Amos is hopeful the rally serves as a morale boost for first responders.

The MPD Chaplain Corps, just one of the supporters of the event, was reignited in 2011 and the chaplains may now serve to help other county agencies if asked, according to Amos.

“There are four of us who are active chaplains now,” he said. “We have a lot of people who have no idea what the chaplains do or that we exist.”

The MPD Chaplain Corps is currently comprised of Amos, Herb Young, Darla Sajulga, and Kristi Bower.

Amos stressed the chaplains are strictly volunteer, non-denominational in their service and do not preach doctrine at any time while serving in this capacity.

Available at any time, day or night, the MPD Chaplain Corps serves in a wide variety of ways and only at the request of the officer. They may be called upon to assist in death notifications, assist and support victims in times of crisis, respond to suicide incidents, and serve as part of a crisis response team. They can also be called upon to deliver invocations at public ceremonies.

“They will call us out if there's an unattended death, if there's something where there's a lot of family,” Amos said. “When we come the first thing that we do is report to the officer in charge. He tells me what he needs. Most generally it's dealing with the family. I take care of them and keep them away from the crime scene.”

This frees the officer to focus on and complete his duties and gives the family members a source of information on the police processes underway. Chaplains also help the emotional family members deal with a death, and funeral home procedures

“When you have everyone just totally broke down, my way of working with them is to allow them to vent, and then I can start talking with them and find out what’s going on. I explain to them why things are happening the way they are,” he said. “Once I get them calmed down we're able to get a lot more information. I get all of the information I can, and that saves the officers from having to come and do it again. That allows them to do their work.”

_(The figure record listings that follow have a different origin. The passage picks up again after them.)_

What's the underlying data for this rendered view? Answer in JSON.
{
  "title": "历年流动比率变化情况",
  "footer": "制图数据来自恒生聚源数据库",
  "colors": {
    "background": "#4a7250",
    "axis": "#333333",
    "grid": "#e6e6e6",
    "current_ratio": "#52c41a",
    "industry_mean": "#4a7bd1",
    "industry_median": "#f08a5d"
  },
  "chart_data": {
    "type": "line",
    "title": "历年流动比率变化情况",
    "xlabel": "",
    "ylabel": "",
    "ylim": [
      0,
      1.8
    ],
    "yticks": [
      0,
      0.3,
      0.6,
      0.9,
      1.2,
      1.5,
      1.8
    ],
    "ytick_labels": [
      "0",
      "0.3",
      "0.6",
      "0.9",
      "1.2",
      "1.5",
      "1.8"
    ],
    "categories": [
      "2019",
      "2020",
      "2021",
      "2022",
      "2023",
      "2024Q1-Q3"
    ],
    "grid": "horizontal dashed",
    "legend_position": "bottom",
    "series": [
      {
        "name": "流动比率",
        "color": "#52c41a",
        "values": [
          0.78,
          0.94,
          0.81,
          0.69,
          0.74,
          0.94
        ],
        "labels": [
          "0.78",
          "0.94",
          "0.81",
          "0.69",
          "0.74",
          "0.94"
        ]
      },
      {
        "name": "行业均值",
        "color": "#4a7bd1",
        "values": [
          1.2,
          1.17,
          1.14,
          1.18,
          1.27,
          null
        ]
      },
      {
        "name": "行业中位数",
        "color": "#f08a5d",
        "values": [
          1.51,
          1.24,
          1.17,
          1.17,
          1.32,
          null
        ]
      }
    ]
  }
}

Amos said the Chaplains are usually the last one to leave the scene and do follow up with the families when they can.

“Some of them ask me to do the funeral if they have no preacher,” he said. “The other side of it is then I have a chance to visit with the officers and then we can do de-briefing with them.

“Every department in Ottawa County knows they can call me,” Amos said.

Chaplains may visit sick or injured personnel, are a resource for counseling for members of the agency and their families, and serve as a liaison with other clergy in the community. Because the chaplains are on scene, they may have a better understanding of the situation the officer and families have experienced.

The chaplains carry special badges but carry no law enforcement powers or authority. They do develop an understanding of police work and the challenges law enforcement officers and their families face.

“We have an excellent department. Every department I've worked with has been fabulous for me. As a Chaplain, I am honored to be able to assist our citizens and first responders which is not only limited to law enforcement but includes fire, EMT services, and surrounding agencies,” Amos said.